Le Maroc n’a pas apprécié et exigé l’arrestation du dirigeant sahraoui, bien que sa présence sur le territoire espagnol relevait d’une décision souveraine de cet Etat, libre de recevoir qui il veut pour des raisons humanitaires ou autres.

Ghali quittera l’Espagne libre et, en mai, Rabat dégoupille la bombe migratoire en laissant plusieurs milliers de migrants clandestins prendre d’assaut l’enclave espagnole de Ceuta. Le scénario s’est répété avec l’autre enclave de Melilla juste avant la grande réconciliation de mars dernier.

Pendant cette crise, le Maroc avait rappelé son ambassadrice à Madrid, comme il l’avait fait plus tôt avec son représentant à Berlin pour protester contre la position de l’Allemagne, toujours sur le dossier sahraoui.

Cet enhardissement du Maroc faisait suite à la signature de l’accord triangulaire avec les États-Unis et Israël en décembre 2020.

« Face au Maroc, le gouvernement espagnol ne s’est pas plaint »

Même lorsque des milliers de migrants ont été lâchés sur un territoire sous souveraineté de l’Espagne, un pays membre de l’Union européenne, celle-ci n’a pas réagi.

Seul le Parlement européen avait adopté une résolution non contraignante condamnant le Maroc notamment pour la présence de mineurs non accompagnés parmi les personnes entrées dans l’enclave espagnole.

Dans la crise actuelle avec l’Algérie, Bruxelles s’est empressée de prendre le parti de Madrid, au nom des dispositions de l’accord d’association.

L’UE a rejeté les mesures d’ordre commercial prises par Alger, mais comme l’a souligné le ministère des Affaires étrangères dans sa réponse, elle était restée à l’écart lorsque « un Etat-clé de l’Union » « a été amené à rappeler ses ambassadeurs auprès de deux Etats développés non-européens avec lesquels il était en conflit d’intérêts. » L’allusion est au rappel des ambassadeurs de France en Australie et aux États-Unis suite à l’affaire des sous-marins.

La diplomatie algérienne a qualifié cette « intrusion » de « douteuse » et « paradoxale ». 

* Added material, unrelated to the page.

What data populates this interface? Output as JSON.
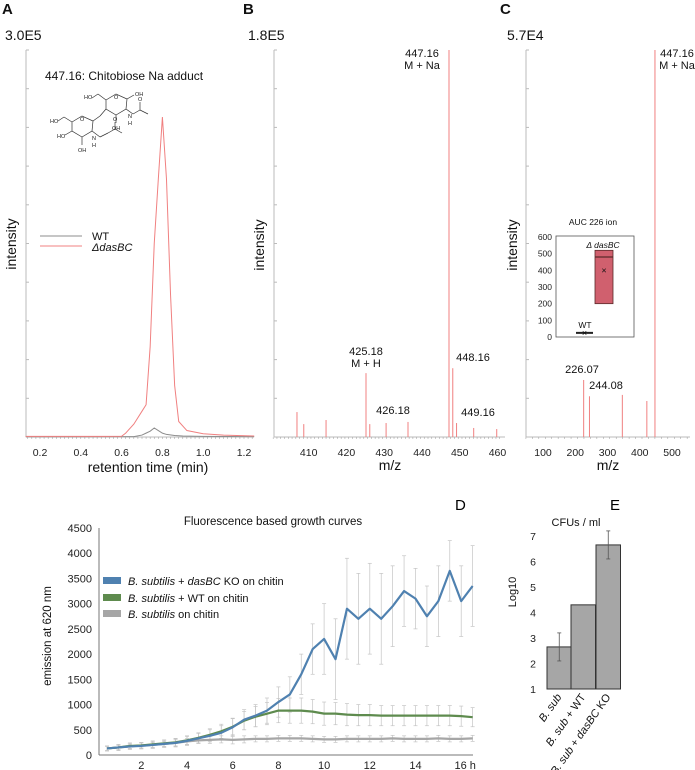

L’attitude du gouvernement espagnol l’est tout aussi quand on se rappelle qu’il n’avait pas brandi sa souveraineté lorsque le Maroc lui reprochait d’avoir reçu sur son territoire le chef du Polisario ou encore ses positions sur la question sahraouie.

Dans cette crise avec l’Algérie, l’argumentaire tourne autour de cette même souveraineté. « Le gouvernement insiste sur le fait que, face à l’agression unilatérale d’une puissance étrangère, il est temps de resserrer les rangs et de ne pas se demander si oui ou non le changement de position de l’Espagne sur le Sahara était la bonne décision », rapporte par exemple le quotidien El Pais.

« C’est un débat légitime entre Espagnols, mais il est inacceptable qu’un pays tiers essaie de conditionner la souveraineté de l’Espagne sous la pression pour décider de sa propre politique étrangère », ont indiqué des sources gouvernementales au même journal.

Le journaliste Ignacio Cembrero, spécialiste des relations entre l’Espagne et les pays du Maghreb, rappelle que le gouvernement espagnol n’a pas toujours montré le même attachement à sa souveraineté.

« Pour Madrid il est « inacceptable » que l’Algérie « prétende conditionner la souveraineté de l’Espagne sous la pression », rapporte El Pais. C’est exactement ce que fit le Maroc pendant 15 mois, mais le gouvernement espagnol ne s’est pas plaint et a cédé. El Pais devrait le rappeler », a tweeté le journaliste d’El Confidencial.